# Gentle leader



## Jillian (Jan 26, 2010)

I never had much luck with the gentle leader. My obedience instructor recommended a product called te gentle walker...it is a chest harness and the ring is in the center of the chest in a martingale design and is designed to turn the dog toward you when it pulls but not by the head.


----------



## Birdie (Jun 28, 2009)

I LOVE the Gentle Leader! I got it for Desmond to help control him a bit while we're out. He's not wild or anything, but like you said with Poppy, he behaves better and minds himself a bit more when I can give him clear signals through the Gentle Leader. 
Desmond doesn't mind his, but he does throw little "fits" every now and again when it itches his face and paws at it. I don't allow it, and simply continue walking. I give him praise when he walks nicely with it on, and every time we put it on. He always perks up when I get it out, since it means he's going out somewhere. 

I think it's an excellent tool for dogs like Poppy and Des, who are by no means bad or "out of control", but I feel more comfortable using it because Desmond listens to me better when it's on.
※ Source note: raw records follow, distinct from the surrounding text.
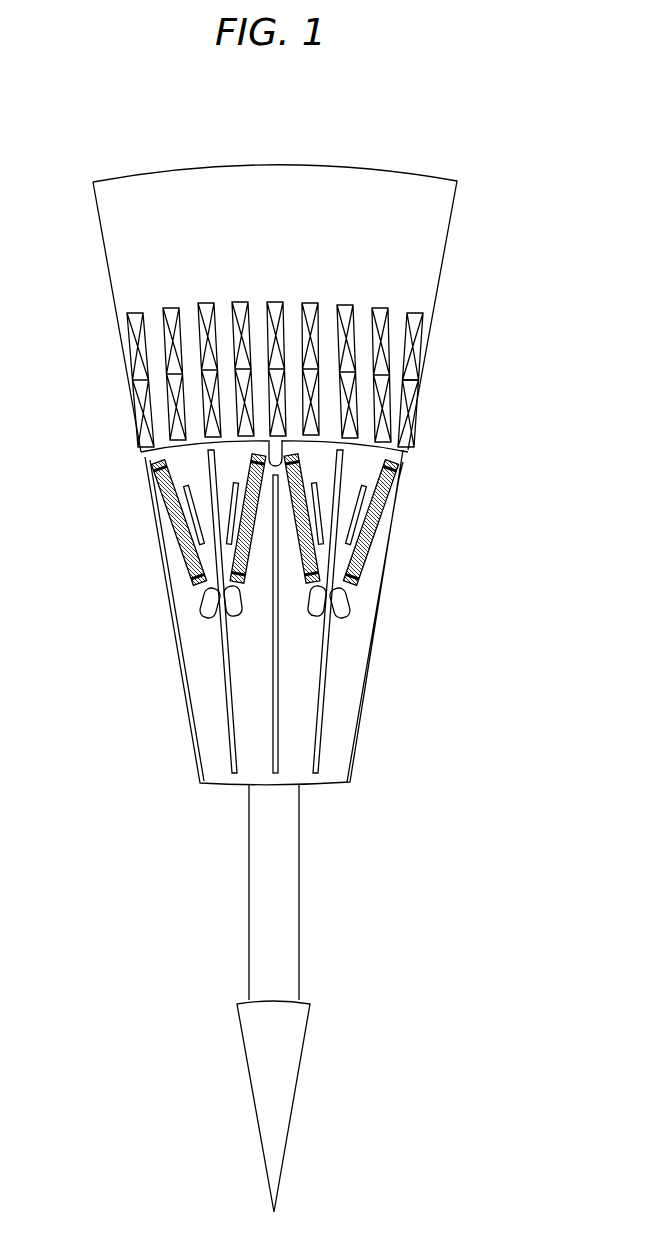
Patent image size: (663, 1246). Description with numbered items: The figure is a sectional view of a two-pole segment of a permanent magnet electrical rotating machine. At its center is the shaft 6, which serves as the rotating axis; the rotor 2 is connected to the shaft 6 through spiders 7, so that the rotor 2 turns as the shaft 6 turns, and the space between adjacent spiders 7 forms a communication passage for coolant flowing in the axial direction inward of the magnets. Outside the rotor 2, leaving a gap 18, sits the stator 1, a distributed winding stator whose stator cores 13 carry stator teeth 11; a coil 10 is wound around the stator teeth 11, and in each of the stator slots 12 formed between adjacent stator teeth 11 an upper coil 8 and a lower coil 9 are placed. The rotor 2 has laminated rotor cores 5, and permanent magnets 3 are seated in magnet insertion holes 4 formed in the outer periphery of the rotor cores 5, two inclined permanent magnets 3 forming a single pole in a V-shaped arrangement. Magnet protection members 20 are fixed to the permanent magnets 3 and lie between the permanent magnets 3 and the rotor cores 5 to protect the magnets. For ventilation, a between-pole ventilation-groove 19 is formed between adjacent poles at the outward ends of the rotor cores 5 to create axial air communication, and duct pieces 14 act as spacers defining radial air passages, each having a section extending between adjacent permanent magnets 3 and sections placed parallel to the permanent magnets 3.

The stator 1 is at (355, 165).
The rotor 2 is at (375, 657).
The permanent magnets 3 is at (382, 507).
The magnet insertion holes 4 is at (367, 550).
The rotor cores 5 is at (300, 723).
The shaft 6 is at (286, 1060).
The spiders 7 is at (286, 897).
The upper coil 8 is at (403, 390).
The lower coil 9 is at (413, 348).
The coil 10 is at (510, 338).
The stator teeth 11 is at (397, 320).
The stator slots 12 is at (172, 308).
The stator cores 13 is at (428, 237).
The duct pieces 14 is at (224, 585).
The gap 18 is at (365, 442).
The between-pole ventilation-groove 19 is at (268, 438).
The magnet protection members 20 is at (200, 586).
I will probably continue to use the Gentle Leader when we go out to places (like pet stores, or a walk in a busy park) so I can work to help him understand how I want him to behave. He focuses on ME when it's on most of the time, but if something really exciting is going on and he doesn't "hear" me, I can use the GL to communicate what I want. I don't think I'll use it forever, but it's perfect for helping us work better together and he will eventually not need it anymore. (in fact, we can go on walks without it now and he behaves wonderfully)

It sounds to me like Poppy would do fine with one. I think almost all dogs do paw at it at first, since it probably feels funny, but if she behaves well with the Prong, the Gentle Leader will probably give similar results. And I've NEVER had the problem of Des lunging and the GL snapping back, I keep him pretty close to my side and both hands on the leash at all times. That way, you can tell if he does begin to lunge, and the dog doesn't run run run THEN get snapped back, but the leash tightens before the dog can really get anywhere.


----------



## jak (Aug 15, 2009)

When we first got Saffy, she was uncontrollable, and we knew nothing about dogs 
So we used the Gentle Leader that came with her, but I trained her out of it , and it's all good not.

I see the Gentle Leader as a temporary option, not something that should last for ever.


----------



## Marian (Oct 20, 2009)

I use the Easy Walk harness for Teddy. I can either attach the leash on top or on his chest, depending on what we're doing.


----------



## neVar (Dec 25, 2009)

i use a halti- my Older aussie and Pitti x went in them if we had them on the coupler (two 50+ pound dogs and me pushing a stroller *L* it was a huge help) I like them for the bigger dogs- NOT on smaller dogs. 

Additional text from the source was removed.